Smiley’s book I found very helpful, especially concerning the “depression within the depression.”

Among the books I’m enjoying now is Robert Gellately’s Lenin, Stalin, and Hitler: The Age of Social Catastrophe, which I bought in the Warsaw Airport during a layover between St. Petersburg and Munich.

Gellately helps to make clear the central role of Lenin in the development of the totalitarian terror-state and undoes the myth of “the Good Lenin.”

(I’ve just finished a review of James C. Scott’s remarkable book The Art of Not Being Governed: An Anarchist History of Upland Southeast Asia. I’ll post a notice when it’s published.)



3 Responses to “Delightful Books I’ve Read Recently”

  1. Mr. Palmer,

    I know you are not fond of the Ludwig von Mises Institute, and you are not an “Austrian”, but I’d like to share a piece I wrote as a Mises Daily on the “depression within the depression”: Dangerous Lessons of 1937.

    (Note: The article states that general price inflation was 31%; that figure should be 11%.)

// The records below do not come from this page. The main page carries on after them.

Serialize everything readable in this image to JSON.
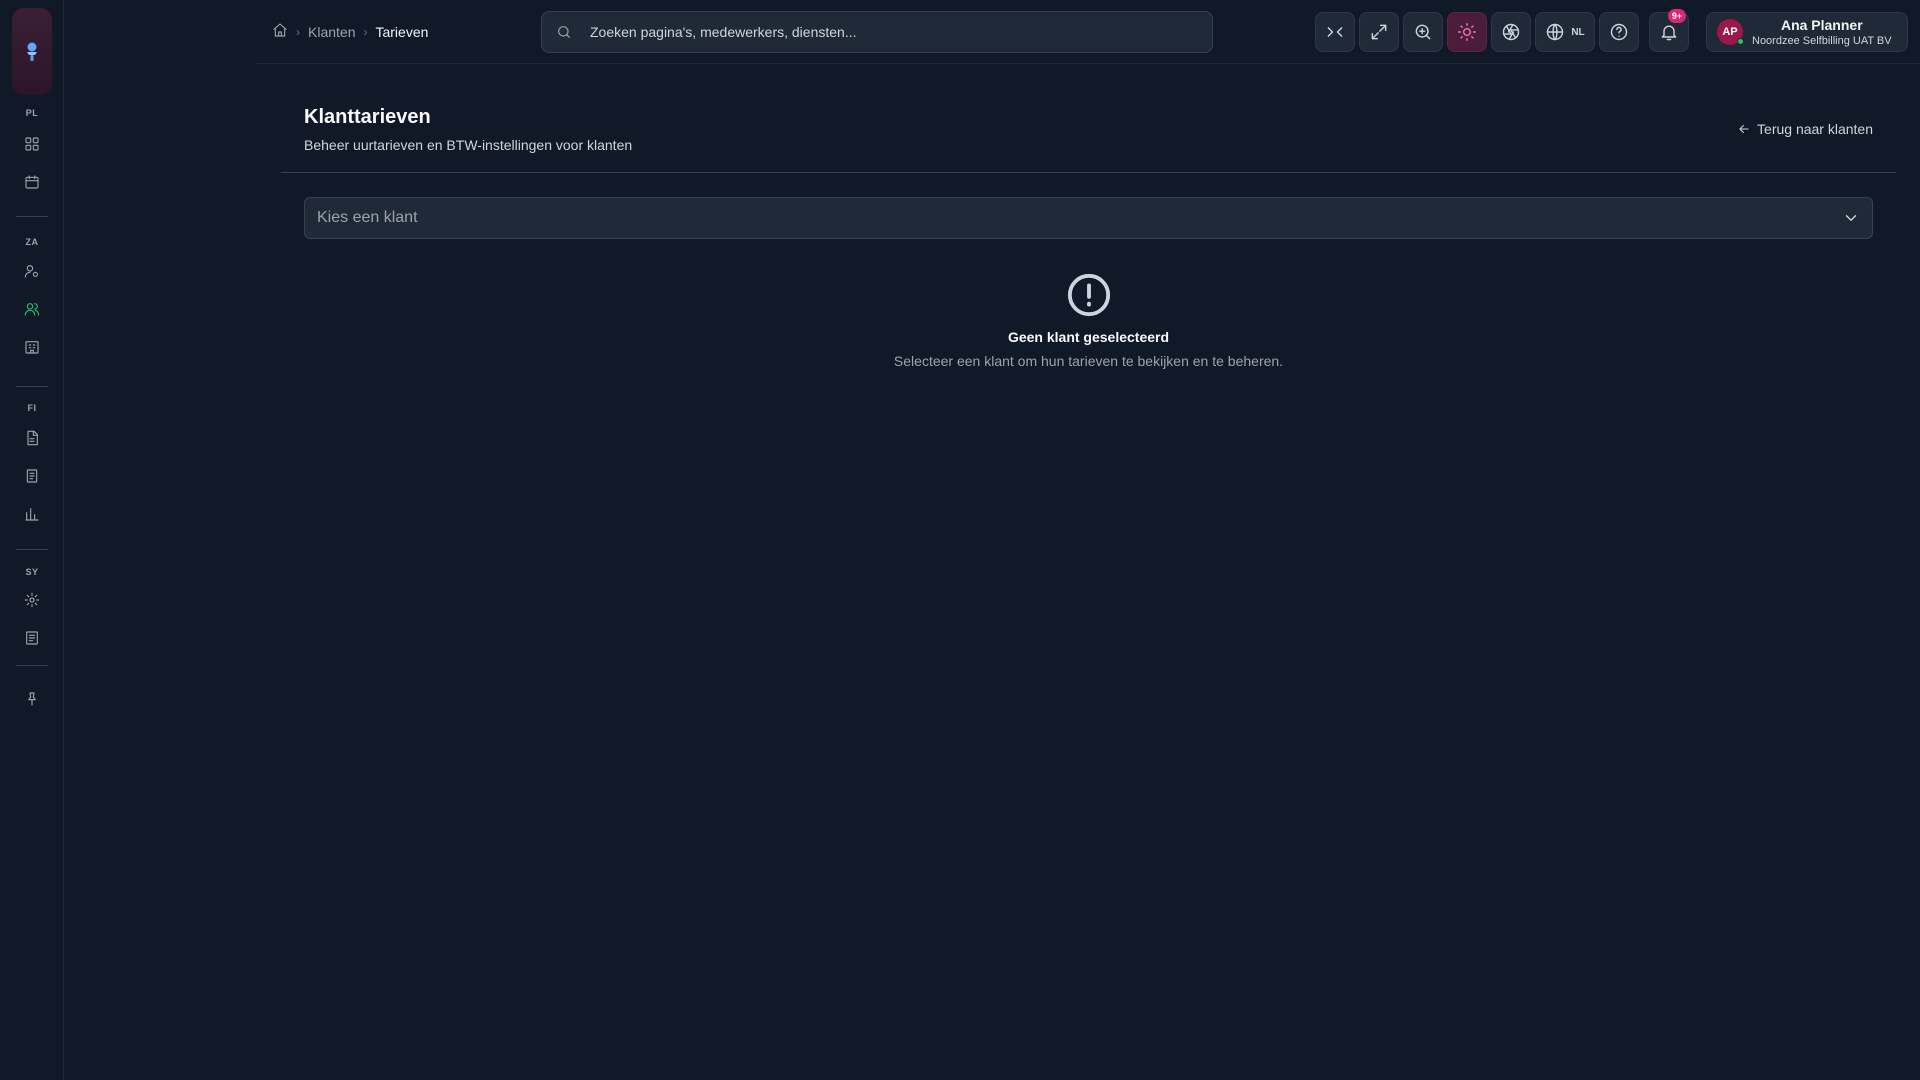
{
  "rail": {
    "sections": [
      "PL",
      "ZA",
      "FI",
      "SY"
    ]
  },
  "breadcrumb": {
    "items": [
      "Klanten"
    ],
    "current": "Tarieven"
  },
  "search": {
    "placeholder": "Zoeken pagina's, medewerkers, diensten..."
  },
  "toolbar": {
    "language_code": "NL",
    "notification_badge": "9+"
  },
  "user": {
    "initials": "AP",
    "name": "Ana Planner",
    "org": "Noordzee Selfbilling UAT BV"
  },
  "page": {
    "title": "Klanttarieven",
    "subtitle": "Beheer uurtarieven en BTW-instellingen voor klanten",
    "back_link": "Terug naar klanten"
  },
  "client_select": {
    "placeholder": "Kies een klant"
  },
  "empty_state": {
    "title": "Geen klant geselecteerd",
    "message": "Selecteer een klant om hun tarieven te bekijken en te beheren."
  },
  "colors": {
    "background": "#111827",
    "surface": "#1f2937",
    "accent_pink": "#db2777",
    "active_green": "#22c55e"
  }
}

    I thought you would enjoy the article, given your comment on Rethinking the Great Depression.

    Cheers,

    Jonathan

  2. Tom Palmer

    Thank you! I’ll read it.

    But what makes you think I’m not “an Austrian”? It’s a matter of definition; I distinguish between learning and applying the insights of the Austrian economists and being a member of a cult. I’m quite fond of Mises, Hayek, Menger, and others and have learned from them, but I don’t consider any of them infallible.